NextPolish NextPolish version 1.3.1 Below is my run script:
#!/bin/bash
#Set input and parameters
round=1
threads=30
read1=$2
read2=$3
input=$1
for ((i=1; i<=${round};i++)); do
#step 1
# index the genome file and do alignment
bwa index ${input}
bwa mem -t ${threads} ${input} ${read1} ${read2}|samtools view --threads 6 -F 0x4 -b -|samtools fixmate -m --threads 6 - -|samtools sort -m 2g --threads 6 -|samtools markdup --threads 6 -r - sgs.sort.bam
#index bam and genome files
samtools index -@ ${threads} sgs.sort.bam
samtools faidx ${input}
#polish genome file
python /store/whzhang/tools/NextPolish_1.3.1/NextPolish/lib/nextpolish1.py -g ${input} -t 1 -p ${threads} -s sgs.sort.bam > genome.polishtemp.fa
input=genome.polishtemp.fa
#step2
#index genome file and do alignment
bwa index ${input}
bwa mem -t ${threads} ${input} ${read1} ${read2}|samtools view --threads 6 -F 0x4 -b -|samtools fixmate -m --threads 6 - -|samtools sort -m 2g --threads 6 -|samtools markdup --threads 6 -r - sgs.sort.bam
#index bam and genome files
samtools index -@ ${threads} sgs.sort.bam
samtools faidx ${input}
#polish genome file
python /store/whzhang/tools/NextPolish_1.3.1/NextPolish/lib/nextpolish1.py -g ${input} -t 2 -p ${threads} -s sgs.sort.bam > genome.nextpolish.fa
input=genome.nextpolish.fa
done
Additional context (Optional) I have tried some combination polish methods and test their BUSCO, LAI:
| Contig N50 (Mb) | BUSCO (%) | LAI | |
|---|---|---|---|
| Raw contig | 5.77 | 98.80 | 23.29 |
| Raw + Arrow (1 round) | 5.77 | 98.60 | 23.68 |
| Raw + Arrow + NextPolish (4 round) | 5.77 | 98.70 | 23.12 |
| Raw + NextPolish (1 round) | 5.77 | 98.70 | 23.25 |
| Raw + Arrow + NextPolish (1 round) | 5.77 | 98.70 | 23.15 |
My Pacbio data is ~160x, and my Illumina short reads is ~60x. As you can see, all polish step will decrease the BUSCO and LAI. It seems use Arrow and Pacbio subreads will decrease more score.

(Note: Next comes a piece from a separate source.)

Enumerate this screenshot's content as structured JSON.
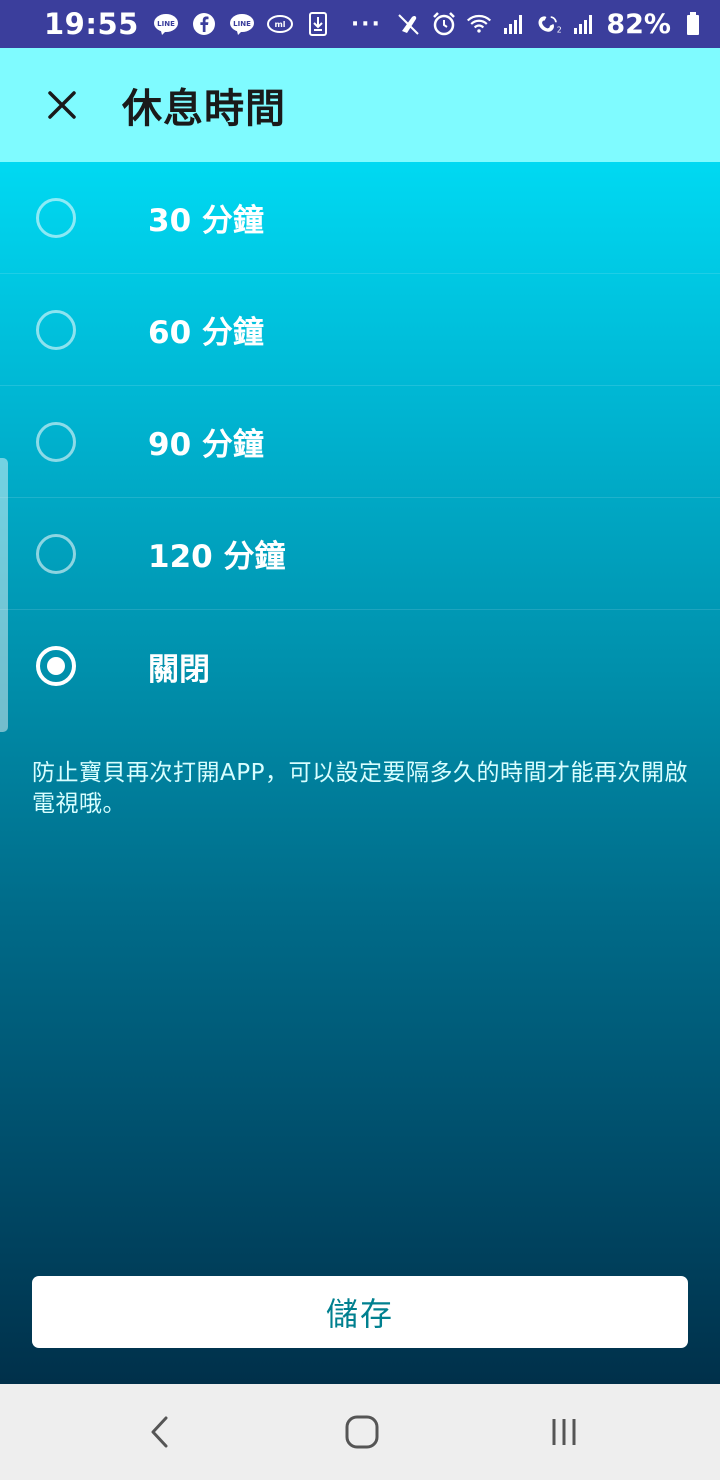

Is your genome assembled with hifi? If it is, there is no need to polish it using subreads, but you can polish it use HIFI reads. Btw, because these results are very similar, so this difference is probably due to few gene differences caused by random mapping, you can ignore it. Of course, you can call homozygous SNP to evaluate global accuracy.